Avec l’exode rural massif des années 1950 à 1970, les campagnes espagnoles se sont vidées et l’on a oublié ceux et celles qui les peuplaient. Vétérinaire en milieu rural et poète, Maria Sanchez parle de ces derniers, avec une volonté de réhabilitation mémorielle de ses ascendantes, et une définition d’un nouveau féminisme rural.
Fille et petite-fille de vétérinaires de campagne, l’auteure est la première femme à accéder à des études supérieures et à un métier. Sa mère et sa grand-mère n’ont pas eu cette chance ni cette reconnaissance. Elle se souvient que dans son enfance, alors que « les hommes de sang et de terre ne pleurent jamais, n’ont pas peur, ne se trompent pas […], savent ce qu’il y a à faire […], les femmes de la maison […] étaient invisibles ». Les pères, les maris ou les frères étaient propriétaires de la terre tandis qu’elles ne possédaient rien. Pourtant les femmes ont travaillé tout autant, s’occupant des enfants, des tâches ménagères, du potager, des poules, vendant quelques œufs et légumes qu’elles cultivaient elles-mêmes, aidant aux champs, au soin des bêtes, participant à la cueillette des olives, évidemment sans aucune rémunération. Alors pourquoi cette invisibilité inversement proportionnelle à leur activité ? Maria Sanchez a commencé à s’intéresser à la question à la mort de ses grands-parents, et s’est rendu compte qu’elle ignorait tout de la vie de ses grands-mères, parce qu’elle-même n’avait jamais posé de questions et que les autres n’avaient pas jugé intéressant de parler d’elles. Les histoires étaient aussi l’apanage des hommes ; son père et son grand-père lui parlaient, lui racontaient des histoires, lui apprenaient des choses, mais hors du foyer où s’activaient les femmes.
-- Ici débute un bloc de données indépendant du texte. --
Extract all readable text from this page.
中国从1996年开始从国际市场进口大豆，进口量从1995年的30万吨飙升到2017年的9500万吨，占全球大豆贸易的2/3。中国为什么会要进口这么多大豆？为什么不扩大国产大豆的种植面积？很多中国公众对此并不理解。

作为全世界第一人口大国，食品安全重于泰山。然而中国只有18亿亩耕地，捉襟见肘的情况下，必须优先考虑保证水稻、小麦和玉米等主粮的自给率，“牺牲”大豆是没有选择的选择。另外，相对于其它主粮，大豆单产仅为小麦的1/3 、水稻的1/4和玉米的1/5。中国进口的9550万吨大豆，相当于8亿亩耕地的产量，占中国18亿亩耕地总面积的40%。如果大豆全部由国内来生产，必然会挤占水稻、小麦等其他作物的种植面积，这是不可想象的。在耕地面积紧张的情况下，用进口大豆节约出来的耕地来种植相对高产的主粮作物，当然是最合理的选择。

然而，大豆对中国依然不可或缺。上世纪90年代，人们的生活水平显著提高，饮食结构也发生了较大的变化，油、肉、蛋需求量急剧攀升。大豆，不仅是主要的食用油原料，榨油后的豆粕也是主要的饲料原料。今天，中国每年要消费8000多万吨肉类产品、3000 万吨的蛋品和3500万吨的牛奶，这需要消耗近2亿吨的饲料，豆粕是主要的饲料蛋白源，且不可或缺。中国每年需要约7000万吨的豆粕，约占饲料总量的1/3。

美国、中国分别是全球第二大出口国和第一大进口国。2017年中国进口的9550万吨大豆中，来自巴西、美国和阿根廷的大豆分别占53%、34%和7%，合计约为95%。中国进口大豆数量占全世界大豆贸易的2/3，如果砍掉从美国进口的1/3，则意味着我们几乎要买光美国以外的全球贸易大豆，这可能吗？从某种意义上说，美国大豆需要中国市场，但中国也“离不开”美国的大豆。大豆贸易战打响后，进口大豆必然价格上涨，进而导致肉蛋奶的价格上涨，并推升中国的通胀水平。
Aujourd’hui de nombreuses femmes reviennent dans les villages après que la génération de leurs parents en est partie pour la ville, le travail et une vie plus confortable. Elles se regroupent en associations et font revivre ces territoires avec des exigences de notre temps : « la connectivité, les services de base, l’éducation, la santé, la culture ». Entre récit et essai, ce livre nous parle intimement de son auteure, des raisons qui la poussent à écrire, des mentalités des villages, des traditions et du féminisme « tout-terrain » dont elle se revendique. Un beau témoignage et un engagement convaincant.